Wang's ligand-assisted method provides the opportunity to effectively and environmentally purify rare earth metals from all recycling sources, such as used magnets and ore-based sources, and helps transform earth processing rare in a circular and sustainable process.

“We continue to work diligently in the lab to learn how to adapt the ligand-assisted system to the many variations we see in source materials and we look forward to collaborating with potential partners and evaluating their suitability for use the basic materials, be it recycled magnets and batteries, coal ash or ore mined in the country.

Joe Pekny, professor of chemical engineering at Purdue, said Wang's innovation allows the United States to re-enter the rare earth metals market in a meaningful and sustainable way.

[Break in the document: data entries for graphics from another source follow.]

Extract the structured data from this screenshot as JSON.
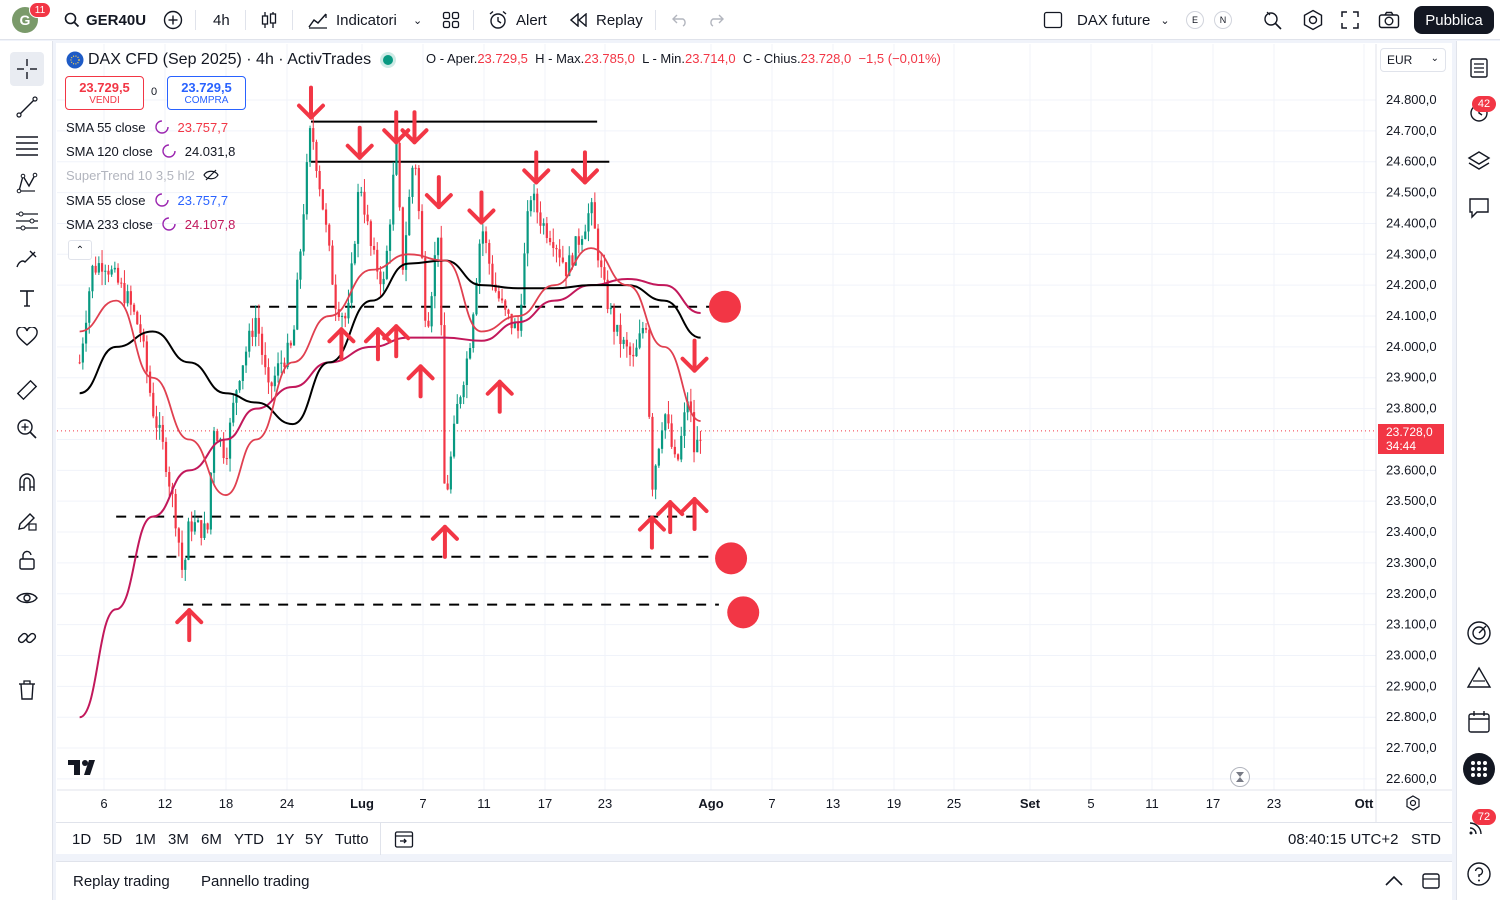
{
  "topbar": {
    "avatar_letter": "G",
    "avatar_badge": "11",
    "symbol": "GER40U",
    "interval": "4h",
    "indicators_label": "Indicatori",
    "alert_label": "Alert",
    "replay_label": "Replay",
    "layout_name": "DAX future",
    "pill_e": "E",
    "pill_n": "N",
    "publish_label": "Pubblica"
  },
  "legend": {
    "title": "DAX CFD (Sep 2025) · 4h · ActivTrades",
    "o_label": "O - Aper.",
    "o_value": "23.729,5",
    "h_label": "H - Max.",
    "h_value": "23.785,0",
    "l_label": "L - Min.",
    "l_value": "23.714,0",
    "c_label": "C - Chius.",
    "c_value": "23.728,0",
    "change": "−1,5 (−0,01%)",
    "sell_price": "23.729,5",
    "sell_label": "VENDI",
    "spread": "0",
    "buy_price": "23.729,5",
    "buy_label": "COMPRA"
  },
  "indicators": [
    {
      "name": "SMA 55 close",
      "value": "23.757,7",
      "color": "#f23645"
    },
    {
      "name": "SMA 120 close",
      "value": "24.031,8",
      "color": "#131722"
    },
    {
      "name": "SuperTrend 10 3,5 hl2",
      "value": "",
      "color": "#b2b5be"
    },
    {
      "name": "SMA 55 close",
      "value": "23.757,7",
      "color": "#2962ff"
    },
    {
      "name": "SMA 233 close",
      "value": "24.107,8",
      "color": "#c2185b"
    }
  ],
  "price_axis": {
    "currency": "EUR",
    "labels": [
      "24.800,0",
      "24.700,0",
      "24.600,0",
      "24.500,0",
      "24.400,0",
      "24.300,0",
      "24.200,0",
      "24.100,0",
      "24.000,0",
      "23.900,0",
      "23.800,0",
      "23.700,0",
      "23.600,0",
      "23.500,0",
      "23.400,0",
      "23.300,0",
      "23.200,0",
      "23.100,0",
      "23.000,0",
      "22.900,0",
      "22.800,0",
      "22.700,0",
      "22.600,0"
    ],
    "last_price": "23.728,0",
    "countdown": "34:44"
  },
  "time_axis": {
    "labels": [
      "6",
      "12",
      "18",
      "24",
      "Lug",
      "7",
      "11",
      "17",
      "23",
      "Ago",
      "7",
      "13",
      "19",
      "25",
      "Set",
      "5",
      "11",
      "17",
      "23",
      "Ott"
    ],
    "bold": [
      "Lug",
      "Ago",
      "Set",
      "Ott"
    ]
  },
  "ranges": [
    "1D",
    "5D",
    "1M",
    "3M",
    "6M",
    "YTD",
    "1Y",
    "5Y",
    "Tutto"
  ],
  "clock": "08:40:15 UTC+2",
  "session": "STD",
  "bottom_tabs": [
    "Replay trading",
    "Pannello trading"
  ],
  "right_badges": {
    "alerts": "42",
    "notifications": "72"
  },
  "colors": {
    "bear": "#f23645",
    "bull": "#089981",
    "accent": "#2962ff",
    "sma55": "#e04050",
    "sma120": "#000000",
    "sma233": "#c2185b"
  },
  "chart_data": {
    "type": "candlestick",
    "title": "DAX CFD (Sep 2025) · 4h · ActivTrades",
    "ylim": [
      22550,
      24850
    ],
    "close_path": [
      {
        "x": "Jun 2",
        "y": 23950
      },
      {
        "x": "Jun 4",
        "y": 24250
      },
      {
        "x": "Jun 6",
        "y": 24280
      },
      {
        "x": "Jun 10",
        "y": 24150
      },
      {
        "x": "Jun 12",
        "y": 24050
      },
      {
        "x": "Jun 14",
        "y": 23800
      },
      {
        "x": "Jun 16",
        "y": 23650
      },
      {
        "x": "Jun 18",
        "y": 23420
      },
      {
        "x": "Jun 19",
        "y": 23250
      },
      {
        "x": "Jun 20",
        "y": 23430
      },
      {
        "x": "Jun 23",
        "y": 23400
      },
      {
        "x": "Jun 24",
        "y": 23750
      },
      {
        "x": "Jun 26",
        "y": 23650
      },
      {
        "x": "Jun 28",
        "y": 23900
      },
      {
        "x": "Jul 1",
        "y": 24100
      },
      {
        "x": "Jul 3",
        "y": 23850
      },
      {
        "x": "Jul 5",
        "y": 23950
      },
      {
        "x": "Jul 7",
        "y": 24000
      },
      {
        "x": "Jul 9",
        "y": 24500
      },
      {
        "x": "Jul 10",
        "y": 24720
      },
      {
        "x": "Jul 12",
        "y": 24450
      },
      {
        "x": "Jul 14",
        "y": 24150
      },
      {
        "x": "Jul 16",
        "y": 24080
      },
      {
        "x": "Jul 18",
        "y": 24550
      },
      {
        "x": "Jul 20",
        "y": 24300
      },
      {
        "x": "Jul 22",
        "y": 24200
      },
      {
        "x": "Jul 24",
        "y": 24650
      },
      {
        "x": "Jul 25",
        "y": 24250
      },
      {
        "x": "Jul 27",
        "y": 24650
      },
      {
        "x": "Jul 29",
        "y": 24050
      },
      {
        "x": "Jul 31",
        "y": 24400
      },
      {
        "x": "Aug 1",
        "y": 23480
      },
      {
        "x": "Aug 3",
        "y": 23800
      },
      {
        "x": "Aug 5",
        "y": 24000
      },
      {
        "x": "Aug 7",
        "y": 24400
      },
      {
        "x": "Aug 9",
        "y": 24200
      },
      {
        "x": "Aug 11",
        "y": 24100
      },
      {
        "x": "Aug 13",
        "y": 24050
      },
      {
        "x": "Aug 15",
        "y": 24500
      },
      {
        "x": "Aug 17",
        "y": 24400
      },
      {
        "x": "Aug 19",
        "y": 24350
      },
      {
        "x": "Aug 21",
        "y": 24250
      },
      {
        "x": "Aug 23",
        "y": 24350
      },
      {
        "x": "Aug 25",
        "y": 24450
      },
      {
        "x": "Aug 27",
        "y": 24200
      },
      {
        "x": "Aug 29",
        "y": 24050
      },
      {
        "x": "Sep 1",
        "y": 23950
      },
      {
        "x": "Sep 3",
        "y": 24100
      },
      {
        "x": "Sep 4",
        "y": 23550
      },
      {
        "x": "Sep 6",
        "y": 23800
      },
      {
        "x": "Sep 8",
        "y": 23600
      },
      {
        "x": "Sep 10",
        "y": 23850
      },
      {
        "x": "Sep 11",
        "y": 23650
      },
      {
        "x": "Sep 12",
        "y": 23728
      }
    ],
    "sma55_path": [
      {
        "x": "Jun 2",
        "y": 24050
      },
      {
        "x": "Jun 8",
        "y": 24150
      },
      {
        "x": "Jun 14",
        "y": 23900
      },
      {
        "x": "Jun 20",
        "y": 23700
      },
      {
        "x": "Jun 26",
        "y": 23520
      },
      {
        "x": "Jul 1",
        "y": 23700
      },
      {
        "x": "Jul 7",
        "y": 23950
      },
      {
        "x": "Jul 13",
        "y": 24100
      },
      {
        "x": "Jul 20",
        "y": 24250
      },
      {
        "x": "Jul 26",
        "y": 24300
      },
      {
        "x": "Aug 1",
        "y": 24280
      },
      {
        "x": "Aug 7",
        "y": 24050
      },
      {
        "x": "Aug 13",
        "y": 24100
      },
      {
        "x": "Aug 19",
        "y": 24200
      },
      {
        "x": "Aug 25",
        "y": 24320
      },
      {
        "x": "Aug 31",
        "y": 24200
      },
      {
        "x": "Sep 6",
        "y": 24000
      },
      {
        "x": "Sep 12",
        "y": 23760
      }
    ],
    "sma120_path": [
      {
        "x": "Jun 2",
        "y": 23850
      },
      {
        "x": "Jun 8",
        "y": 24000
      },
      {
        "x": "Jun 14",
        "y": 24050
      },
      {
        "x": "Jun 20",
        "y": 23950
      },
      {
        "x": "Jun 26",
        "y": 23850
      },
      {
        "x": "Jul 1",
        "y": 23820
      },
      {
        "x": "Jul 7",
        "y": 23750
      },
      {
        "x": "Jul 13",
        "y": 23950
      },
      {
        "x": "Jul 20",
        "y": 24150
      },
      {
        "x": "Jul 26",
        "y": 24270
      },
      {
        "x": "Aug 1",
        "y": 24280
      },
      {
        "x": "Aug 7",
        "y": 24200
      },
      {
        "x": "Aug 13",
        "y": 24190
      },
      {
        "x": "Aug 19",
        "y": 24190
      },
      {
        "x": "Aug 25",
        "y": 24200
      },
      {
        "x": "Aug 31",
        "y": 24200
      },
      {
        "x": "Sep 6",
        "y": 24150
      },
      {
        "x": "Sep 12",
        "y": 24030
      }
    ],
    "sma233_path": [
      {
        "x": "Jun 2",
        "y": 22800
      },
      {
        "x": "Jun 8",
        "y": 23150
      },
      {
        "x": "Jun 14",
        "y": 23450
      },
      {
        "x": "Jun 20",
        "y": 23600
      },
      {
        "x": "Jun 26",
        "y": 23700
      },
      {
        "x": "Jul 1",
        "y": 23800
      },
      {
        "x": "Jul 7",
        "y": 23870
      },
      {
        "x": "Jul 13",
        "y": 23950
      },
      {
        "x": "Jul 20",
        "y": 24000
      },
      {
        "x": "Jul 26",
        "y": 24030
      },
      {
        "x": "Aug 1",
        "y": 24030
      },
      {
        "x": "Aug 7",
        "y": 24020
      },
      {
        "x": "Aug 13",
        "y": 24080
      },
      {
        "x": "Aug 19",
        "y": 24150
      },
      {
        "x": "Aug 25",
        "y": 24200
      },
      {
        "x": "Aug 31",
        "y": 24220
      },
      {
        "x": "Sep 6",
        "y": 24200
      },
      {
        "x": "Sep 12",
        "y": 24110
      }
    ],
    "horizontal_levels": [
      {
        "y": 24730,
        "style": "solid",
        "from": "Jul 10",
        "to": "Aug 26"
      },
      {
        "y": 24600,
        "style": "solid",
        "from": "Jul 10",
        "to": "Aug 28"
      },
      {
        "y": 24130,
        "style": "dashed",
        "from": "Jun 30",
        "to": "Sep 14"
      },
      {
        "y": 23450,
        "style": "dashed",
        "from": "Jun 8",
        "to": "Sep 12"
      },
      {
        "y": 23320,
        "style": "dashed",
        "from": "Jun 10",
        "to": "Sep 17"
      },
      {
        "y": 23165,
        "style": "dashed",
        "from": "Jun 19",
        "to": "Sep 15"
      }
    ],
    "markers_down": [
      {
        "x": "Jul 10",
        "y": 24730
      },
      {
        "x": "Jul 18",
        "y": 24600
      },
      {
        "x": "Jul 24",
        "y": 24650
      },
      {
        "x": "Jul 27",
        "y": 24650
      },
      {
        "x": "Jul 31",
        "y": 24440
      },
      {
        "x": "Aug 7",
        "y": 24390
      },
      {
        "x": "Aug 16",
        "y": 24520
      },
      {
        "x": "Aug 24",
        "y": 24520
      },
      {
        "x": "Sep 11",
        "y": 23910
      }
    ],
    "markers_up": [
      {
        "x": "Jun 20",
        "y": 23160
      },
      {
        "x": "Jul 15",
        "y": 24070
      },
      {
        "x": "Jul 21",
        "y": 24070
      },
      {
        "x": "Jul 24",
        "y": 24080
      },
      {
        "x": "Jul 28",
        "y": 23950
      },
      {
        "x": "Aug 1",
        "y": 23430
      },
      {
        "x": "Aug 10",
        "y": 23900
      },
      {
        "x": "Sep 4",
        "y": 23460
      },
      {
        "x": "Sep 7",
        "y": 23510
      },
      {
        "x": "Sep 11",
        "y": 23520
      }
    ],
    "target_dots": [
      {
        "x": "Sep 16",
        "y": 24130
      },
      {
        "x": "Sep 17",
        "y": 23315
      },
      {
        "x": "Sep 19",
        "y": 23140
      }
    ]
  }
}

"What's exciting is that the United States has the rare earth metals needed to meet the growing demands of the U.S. market and other markets around the world, and it's reducing our dependence on foreign sources," Pekny said. "Linda's method replaces a very inefficient process and replaces it with a safe and earth-friendly extraction process."

Reference: Two-Zone Ligand-Assisted Displacement Chromatography to Produce High Purity Praseodymium, Neodymium, and Dysprosium in High Yield and High Productivity from Raw Mixtures Derived from Magnetic Waste by Yi Ding, David Harvey, and Nien- Hwa Linda Wang, March 31, 2020, Green Chemistry.